わたしは鬱である

 そうだ! わたしは鬱の他に、不幸な人間でもある。


 先ほども、この原稿を書こうと思い立ち、居間でノートパソコンを取り出した。

 二階の書斎に行けば、デスクトップコンピュータがあるのだが、二階に上るのもおっくうなほど、鬱なのである。

 居間のテーブルにノートパソコンを載せ、電源をコンセントにつなごうとすると、コードが短くて届かない。

 テーブルがコンセントから遠いのだ。

 同じテーブルで新聞を読んでいた妻に、「このテーブルをコンセントに近づけたい」と言った。

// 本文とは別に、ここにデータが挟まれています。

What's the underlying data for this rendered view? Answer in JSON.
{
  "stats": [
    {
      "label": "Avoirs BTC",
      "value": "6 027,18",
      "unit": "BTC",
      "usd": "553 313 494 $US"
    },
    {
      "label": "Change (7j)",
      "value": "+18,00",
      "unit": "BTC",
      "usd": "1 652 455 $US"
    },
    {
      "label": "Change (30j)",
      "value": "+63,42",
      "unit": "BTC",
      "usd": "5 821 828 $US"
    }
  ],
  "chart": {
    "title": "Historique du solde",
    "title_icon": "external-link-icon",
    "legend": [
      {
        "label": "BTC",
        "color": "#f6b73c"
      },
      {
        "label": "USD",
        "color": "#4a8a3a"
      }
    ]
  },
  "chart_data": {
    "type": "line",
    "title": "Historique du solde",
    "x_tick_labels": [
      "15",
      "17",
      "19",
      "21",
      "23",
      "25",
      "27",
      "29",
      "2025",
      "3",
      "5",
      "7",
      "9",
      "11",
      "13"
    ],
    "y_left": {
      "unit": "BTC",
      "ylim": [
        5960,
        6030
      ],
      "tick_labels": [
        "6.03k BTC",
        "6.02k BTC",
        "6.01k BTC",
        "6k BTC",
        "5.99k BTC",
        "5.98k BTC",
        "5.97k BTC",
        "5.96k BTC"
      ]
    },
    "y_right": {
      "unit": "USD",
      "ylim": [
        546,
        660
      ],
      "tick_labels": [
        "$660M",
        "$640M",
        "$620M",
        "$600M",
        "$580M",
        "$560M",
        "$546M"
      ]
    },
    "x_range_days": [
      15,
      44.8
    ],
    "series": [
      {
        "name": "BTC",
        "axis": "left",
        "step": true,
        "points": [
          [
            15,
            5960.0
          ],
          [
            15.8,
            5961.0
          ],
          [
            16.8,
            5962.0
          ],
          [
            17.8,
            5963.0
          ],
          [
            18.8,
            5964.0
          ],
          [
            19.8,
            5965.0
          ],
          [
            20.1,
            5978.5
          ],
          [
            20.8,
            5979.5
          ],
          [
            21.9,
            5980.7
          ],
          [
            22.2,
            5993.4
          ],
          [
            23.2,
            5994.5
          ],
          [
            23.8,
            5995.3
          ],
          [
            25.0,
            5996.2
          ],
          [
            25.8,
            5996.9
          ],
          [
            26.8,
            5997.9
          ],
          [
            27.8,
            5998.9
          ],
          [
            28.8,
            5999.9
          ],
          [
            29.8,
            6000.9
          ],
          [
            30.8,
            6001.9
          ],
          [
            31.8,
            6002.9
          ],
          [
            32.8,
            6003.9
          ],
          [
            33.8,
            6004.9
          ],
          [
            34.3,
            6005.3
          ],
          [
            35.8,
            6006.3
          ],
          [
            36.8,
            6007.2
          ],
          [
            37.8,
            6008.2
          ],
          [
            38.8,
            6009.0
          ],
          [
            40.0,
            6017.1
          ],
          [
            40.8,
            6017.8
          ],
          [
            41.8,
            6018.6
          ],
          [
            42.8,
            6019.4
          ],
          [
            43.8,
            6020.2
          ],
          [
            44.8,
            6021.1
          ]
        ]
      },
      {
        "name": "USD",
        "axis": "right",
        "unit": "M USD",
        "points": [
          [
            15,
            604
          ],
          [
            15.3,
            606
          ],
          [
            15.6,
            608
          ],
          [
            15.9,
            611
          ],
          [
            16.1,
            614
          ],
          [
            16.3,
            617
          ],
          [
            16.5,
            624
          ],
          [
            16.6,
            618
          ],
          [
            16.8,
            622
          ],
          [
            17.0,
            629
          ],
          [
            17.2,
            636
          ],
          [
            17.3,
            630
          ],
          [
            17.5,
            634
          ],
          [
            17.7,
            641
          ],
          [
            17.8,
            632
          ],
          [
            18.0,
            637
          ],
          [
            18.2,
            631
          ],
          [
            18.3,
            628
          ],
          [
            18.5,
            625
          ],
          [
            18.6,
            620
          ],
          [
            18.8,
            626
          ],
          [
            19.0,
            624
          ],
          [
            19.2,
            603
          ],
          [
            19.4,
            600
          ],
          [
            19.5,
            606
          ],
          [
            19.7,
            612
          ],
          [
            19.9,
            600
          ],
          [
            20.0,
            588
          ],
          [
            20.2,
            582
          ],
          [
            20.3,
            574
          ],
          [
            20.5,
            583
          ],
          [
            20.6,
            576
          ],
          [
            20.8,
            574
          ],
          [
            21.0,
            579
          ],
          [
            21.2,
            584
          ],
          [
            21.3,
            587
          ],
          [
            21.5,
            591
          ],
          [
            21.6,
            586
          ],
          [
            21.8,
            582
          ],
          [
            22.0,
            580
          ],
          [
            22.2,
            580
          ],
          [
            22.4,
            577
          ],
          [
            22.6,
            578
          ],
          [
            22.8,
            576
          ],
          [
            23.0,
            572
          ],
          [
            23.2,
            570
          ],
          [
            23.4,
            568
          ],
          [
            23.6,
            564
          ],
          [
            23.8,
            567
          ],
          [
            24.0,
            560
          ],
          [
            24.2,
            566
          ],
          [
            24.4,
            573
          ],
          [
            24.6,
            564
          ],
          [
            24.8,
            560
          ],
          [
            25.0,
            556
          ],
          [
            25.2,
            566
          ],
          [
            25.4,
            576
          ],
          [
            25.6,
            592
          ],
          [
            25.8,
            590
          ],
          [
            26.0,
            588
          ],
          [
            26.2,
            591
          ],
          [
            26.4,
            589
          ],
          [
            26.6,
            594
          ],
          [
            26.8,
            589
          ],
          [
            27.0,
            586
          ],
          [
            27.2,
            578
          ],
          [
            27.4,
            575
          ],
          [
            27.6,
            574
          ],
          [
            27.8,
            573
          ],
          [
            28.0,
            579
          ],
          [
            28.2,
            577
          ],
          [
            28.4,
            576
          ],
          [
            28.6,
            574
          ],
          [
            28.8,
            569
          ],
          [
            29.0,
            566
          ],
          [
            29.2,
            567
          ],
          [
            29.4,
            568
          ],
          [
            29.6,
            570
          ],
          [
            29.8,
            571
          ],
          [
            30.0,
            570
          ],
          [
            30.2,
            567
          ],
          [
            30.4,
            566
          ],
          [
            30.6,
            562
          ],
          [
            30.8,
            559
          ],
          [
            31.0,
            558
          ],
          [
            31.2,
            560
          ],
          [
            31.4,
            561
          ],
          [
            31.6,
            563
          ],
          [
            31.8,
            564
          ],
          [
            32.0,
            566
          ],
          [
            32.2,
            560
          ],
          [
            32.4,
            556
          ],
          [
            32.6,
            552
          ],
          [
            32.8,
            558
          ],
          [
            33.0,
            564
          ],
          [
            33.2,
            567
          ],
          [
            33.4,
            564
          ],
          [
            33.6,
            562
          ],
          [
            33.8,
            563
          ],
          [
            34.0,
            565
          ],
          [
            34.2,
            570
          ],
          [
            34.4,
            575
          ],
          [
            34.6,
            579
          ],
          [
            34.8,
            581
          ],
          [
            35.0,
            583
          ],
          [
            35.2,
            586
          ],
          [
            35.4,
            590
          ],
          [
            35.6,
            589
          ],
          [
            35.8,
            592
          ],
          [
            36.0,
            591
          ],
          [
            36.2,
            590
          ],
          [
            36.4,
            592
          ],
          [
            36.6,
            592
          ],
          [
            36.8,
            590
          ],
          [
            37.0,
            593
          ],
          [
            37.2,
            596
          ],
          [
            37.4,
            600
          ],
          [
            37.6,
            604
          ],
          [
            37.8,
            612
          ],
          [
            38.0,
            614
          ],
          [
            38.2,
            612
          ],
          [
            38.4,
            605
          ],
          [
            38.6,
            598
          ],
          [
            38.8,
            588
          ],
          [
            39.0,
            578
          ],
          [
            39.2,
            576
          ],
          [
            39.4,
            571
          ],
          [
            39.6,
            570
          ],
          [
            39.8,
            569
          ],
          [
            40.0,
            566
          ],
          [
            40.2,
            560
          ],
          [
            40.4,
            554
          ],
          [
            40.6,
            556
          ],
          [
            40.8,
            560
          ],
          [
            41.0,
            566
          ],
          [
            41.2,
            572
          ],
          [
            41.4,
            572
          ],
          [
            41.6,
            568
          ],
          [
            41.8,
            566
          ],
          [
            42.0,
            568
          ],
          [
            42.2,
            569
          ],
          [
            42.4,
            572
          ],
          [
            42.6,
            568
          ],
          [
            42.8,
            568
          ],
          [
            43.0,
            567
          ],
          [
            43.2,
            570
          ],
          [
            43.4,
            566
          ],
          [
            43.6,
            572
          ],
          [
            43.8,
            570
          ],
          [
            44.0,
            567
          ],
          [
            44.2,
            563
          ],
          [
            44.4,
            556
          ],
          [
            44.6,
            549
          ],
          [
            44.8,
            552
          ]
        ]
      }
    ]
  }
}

 すると、「そこにずらすと、キッチンから出てきたときに、邪魔になる」と妻が言った。

 わたしは不幸である。

 ちょっとテーブルを動かすことも許してもらえない。

 わたしは些細な抵抗を試みる。

 「キッチンからまっすぐ居間に出てこようとするから、テーブルの位置で苦しむことになる。

 苦しませているのはテーブルではない。

 『まっすぐに出てこよう』という固定した発想である。

 幸いなことに、この家は設計した人が大変気のつく人(わたしである)である。

 キッチンから居間に出てくるのには、他の選択肢が作られている。

 まず、キッチンからドアを通り洗面所に抜けることができる。

 その洗面所から、右側のドアを通り、トイレの前から玄関に出ることができる。

 玄関からまた右に曲がりドアを開けると居間にでる。

 すばらしい設計だ。

 回廊式と名前がついているくらいだ。

 さらに、もう一つの選択肢を忘れてはならない。

 この家のすばらしい設計者(わたしである)の配慮のおかげでキッチンには勝手口がついている。

 勝手口から裏庭にでることができる。

 裏庭から外壁に沿って右回りに歩くと、玄関に出る。